The doctor was convicted upon a nolo contendere plea of two felony counts of income tax evasion in violation of 26 U.S.C.S. § 145(b). The board suspended the doctor's license on the grounds that his felony convictions involved crimes of moral turpitude that constituted unprofessional conduct under Cal. Bus. & Prof. Code § 2383. The trial San Diego business law sustained the board's demurrer and dismissed the doctor's mandamus action. The doctor argued that his conviction of tax evasion based upon a nolo contendere plea did not involve a crime of moral turpitude and could not form the basis for the suspension of his license under § 2383. On appeal, the court affirmed. The court held that the doctor failed to state a cause of action where § 2383 clearly provided for the suspension of a medical license upon the conviction of a felony, regardless of whether the felony was a crime of moral turpitude. Section 2383 was not a prohibited ex post facto law because the revocation or suspension of a license to practice medicine was not penal in nature. The board did not abuse its discretion by imposing a one-year suspension.

The court affirmed the trial court's judgment in dismissing the doctor's mandamus action.

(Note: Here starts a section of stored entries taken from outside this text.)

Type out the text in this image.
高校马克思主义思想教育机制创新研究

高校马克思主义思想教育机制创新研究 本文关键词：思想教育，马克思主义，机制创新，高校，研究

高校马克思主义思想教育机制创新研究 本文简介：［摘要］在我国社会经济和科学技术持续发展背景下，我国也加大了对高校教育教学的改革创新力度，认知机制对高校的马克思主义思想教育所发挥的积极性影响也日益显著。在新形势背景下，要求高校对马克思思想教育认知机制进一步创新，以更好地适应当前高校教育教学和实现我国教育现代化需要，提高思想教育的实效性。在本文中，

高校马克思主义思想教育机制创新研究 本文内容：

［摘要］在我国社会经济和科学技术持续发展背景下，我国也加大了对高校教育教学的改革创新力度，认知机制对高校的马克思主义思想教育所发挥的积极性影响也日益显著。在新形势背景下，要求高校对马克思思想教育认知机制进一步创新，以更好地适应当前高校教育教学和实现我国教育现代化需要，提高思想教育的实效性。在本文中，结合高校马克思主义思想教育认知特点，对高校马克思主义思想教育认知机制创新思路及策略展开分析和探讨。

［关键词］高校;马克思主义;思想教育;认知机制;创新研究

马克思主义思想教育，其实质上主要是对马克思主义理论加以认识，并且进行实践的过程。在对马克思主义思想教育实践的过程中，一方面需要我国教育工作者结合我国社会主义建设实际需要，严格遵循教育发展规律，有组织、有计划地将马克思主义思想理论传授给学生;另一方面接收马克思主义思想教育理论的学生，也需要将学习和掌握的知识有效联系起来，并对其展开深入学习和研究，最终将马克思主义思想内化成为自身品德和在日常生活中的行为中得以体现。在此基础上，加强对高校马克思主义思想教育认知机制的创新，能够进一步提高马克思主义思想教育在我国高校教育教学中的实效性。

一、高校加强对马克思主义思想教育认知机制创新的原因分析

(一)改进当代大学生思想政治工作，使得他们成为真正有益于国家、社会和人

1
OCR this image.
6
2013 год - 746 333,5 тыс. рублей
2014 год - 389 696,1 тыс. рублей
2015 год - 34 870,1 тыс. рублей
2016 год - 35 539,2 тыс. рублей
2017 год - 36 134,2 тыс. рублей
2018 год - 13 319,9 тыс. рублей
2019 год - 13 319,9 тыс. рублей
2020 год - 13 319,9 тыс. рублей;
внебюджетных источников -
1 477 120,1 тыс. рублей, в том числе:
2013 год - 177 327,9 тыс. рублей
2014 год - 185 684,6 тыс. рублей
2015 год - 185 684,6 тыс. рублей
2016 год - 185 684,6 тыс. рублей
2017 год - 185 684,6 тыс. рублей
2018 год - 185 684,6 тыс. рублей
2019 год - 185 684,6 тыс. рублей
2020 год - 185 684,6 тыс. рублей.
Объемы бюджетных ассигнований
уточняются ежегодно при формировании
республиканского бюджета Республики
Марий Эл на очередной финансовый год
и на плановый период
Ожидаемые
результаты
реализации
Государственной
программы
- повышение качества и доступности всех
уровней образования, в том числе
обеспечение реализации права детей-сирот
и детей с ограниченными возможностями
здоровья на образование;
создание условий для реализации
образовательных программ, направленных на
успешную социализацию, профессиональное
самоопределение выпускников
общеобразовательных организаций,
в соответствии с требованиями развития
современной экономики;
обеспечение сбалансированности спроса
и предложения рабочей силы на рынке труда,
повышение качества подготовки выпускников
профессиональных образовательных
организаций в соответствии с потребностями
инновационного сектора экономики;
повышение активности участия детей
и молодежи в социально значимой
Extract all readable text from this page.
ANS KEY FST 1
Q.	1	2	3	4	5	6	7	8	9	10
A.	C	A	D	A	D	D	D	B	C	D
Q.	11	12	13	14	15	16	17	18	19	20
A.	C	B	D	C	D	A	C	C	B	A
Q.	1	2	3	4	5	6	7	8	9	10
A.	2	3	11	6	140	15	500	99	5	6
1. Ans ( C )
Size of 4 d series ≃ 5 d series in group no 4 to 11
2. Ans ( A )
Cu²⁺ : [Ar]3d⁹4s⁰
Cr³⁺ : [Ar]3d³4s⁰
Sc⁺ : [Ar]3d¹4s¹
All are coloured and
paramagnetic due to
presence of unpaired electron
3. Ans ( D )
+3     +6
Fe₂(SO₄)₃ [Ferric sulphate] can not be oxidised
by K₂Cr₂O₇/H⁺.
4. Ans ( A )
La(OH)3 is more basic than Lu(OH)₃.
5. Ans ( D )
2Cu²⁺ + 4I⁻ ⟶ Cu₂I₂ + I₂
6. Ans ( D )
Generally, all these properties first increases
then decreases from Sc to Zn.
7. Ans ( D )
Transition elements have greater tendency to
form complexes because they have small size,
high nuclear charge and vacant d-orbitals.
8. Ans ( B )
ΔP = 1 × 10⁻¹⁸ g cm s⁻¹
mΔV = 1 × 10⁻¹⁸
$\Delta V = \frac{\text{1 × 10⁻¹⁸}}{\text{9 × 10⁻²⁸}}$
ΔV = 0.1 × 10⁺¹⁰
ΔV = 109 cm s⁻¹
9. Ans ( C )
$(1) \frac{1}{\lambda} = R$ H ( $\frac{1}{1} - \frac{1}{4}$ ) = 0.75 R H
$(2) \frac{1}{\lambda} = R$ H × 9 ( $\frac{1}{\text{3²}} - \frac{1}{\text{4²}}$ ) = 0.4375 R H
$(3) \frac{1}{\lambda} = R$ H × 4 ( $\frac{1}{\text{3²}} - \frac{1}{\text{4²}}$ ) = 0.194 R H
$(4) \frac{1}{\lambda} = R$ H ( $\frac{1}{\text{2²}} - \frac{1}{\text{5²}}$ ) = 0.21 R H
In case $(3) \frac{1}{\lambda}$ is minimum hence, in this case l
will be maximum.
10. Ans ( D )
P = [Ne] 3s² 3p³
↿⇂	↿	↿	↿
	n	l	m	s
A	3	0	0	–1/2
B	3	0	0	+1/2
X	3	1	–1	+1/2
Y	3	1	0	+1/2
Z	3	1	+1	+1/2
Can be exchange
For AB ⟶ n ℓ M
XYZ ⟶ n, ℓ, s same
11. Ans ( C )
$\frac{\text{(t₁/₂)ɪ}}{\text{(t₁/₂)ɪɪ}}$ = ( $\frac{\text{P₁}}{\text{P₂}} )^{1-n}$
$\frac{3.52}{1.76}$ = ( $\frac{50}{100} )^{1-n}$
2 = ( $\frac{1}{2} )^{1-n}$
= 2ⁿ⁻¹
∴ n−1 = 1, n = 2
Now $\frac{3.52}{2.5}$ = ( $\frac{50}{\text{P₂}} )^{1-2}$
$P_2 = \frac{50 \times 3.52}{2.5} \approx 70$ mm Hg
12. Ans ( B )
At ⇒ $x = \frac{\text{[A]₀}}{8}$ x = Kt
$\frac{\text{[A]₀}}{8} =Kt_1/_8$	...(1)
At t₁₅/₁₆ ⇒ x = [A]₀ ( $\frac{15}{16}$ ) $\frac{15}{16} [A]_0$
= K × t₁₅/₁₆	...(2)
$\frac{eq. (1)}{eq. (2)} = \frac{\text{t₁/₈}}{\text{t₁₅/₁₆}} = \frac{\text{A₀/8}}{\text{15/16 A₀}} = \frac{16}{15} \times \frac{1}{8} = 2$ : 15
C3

Petitioner realtor challenged an order of the Superior Court of Los Angeles County (California), which sustained the demurrer that respondent real estate commissioner filed in the realtor's action for a writ of mandate to compel the renewal of his broker's license and dismissed the proceeding.

The trial court sustained the demurrer that a real estate commissioner filed in a realtor's action for a writ of mandate to compel the commissioner to renew his broker's license and dismissed the proceeding. The court reversed that judgment on appeal. The court held that the proceeding that that commissioner held in which the realtor's application to renew his license was denied exceeded the commissioner's statutory authority. The court also reasoned that the Business and Professions Code did not provide for the commissioner to initiate or to conduct an inquiry as to the fitness of the realtor to be a licensed broker after his original application for a license was approved and that the realtor was not found to be guilty of any act that would have justified his original license's cancellation. The court further stated that the realtor was wrongfully denied of a license to which he was entitled and that he was not required to subject himself to the possible hazard of a denial of an application for a new license because he was not guilty of conduct that would have warranted an order of suspension or revocation of his original license.

The court reversed a judgment that sustained the demurrer that the real estate commissioner filed in the realtor's mandamus action to compel the renewal of his real estate broker's license and that dismissed the proceeding.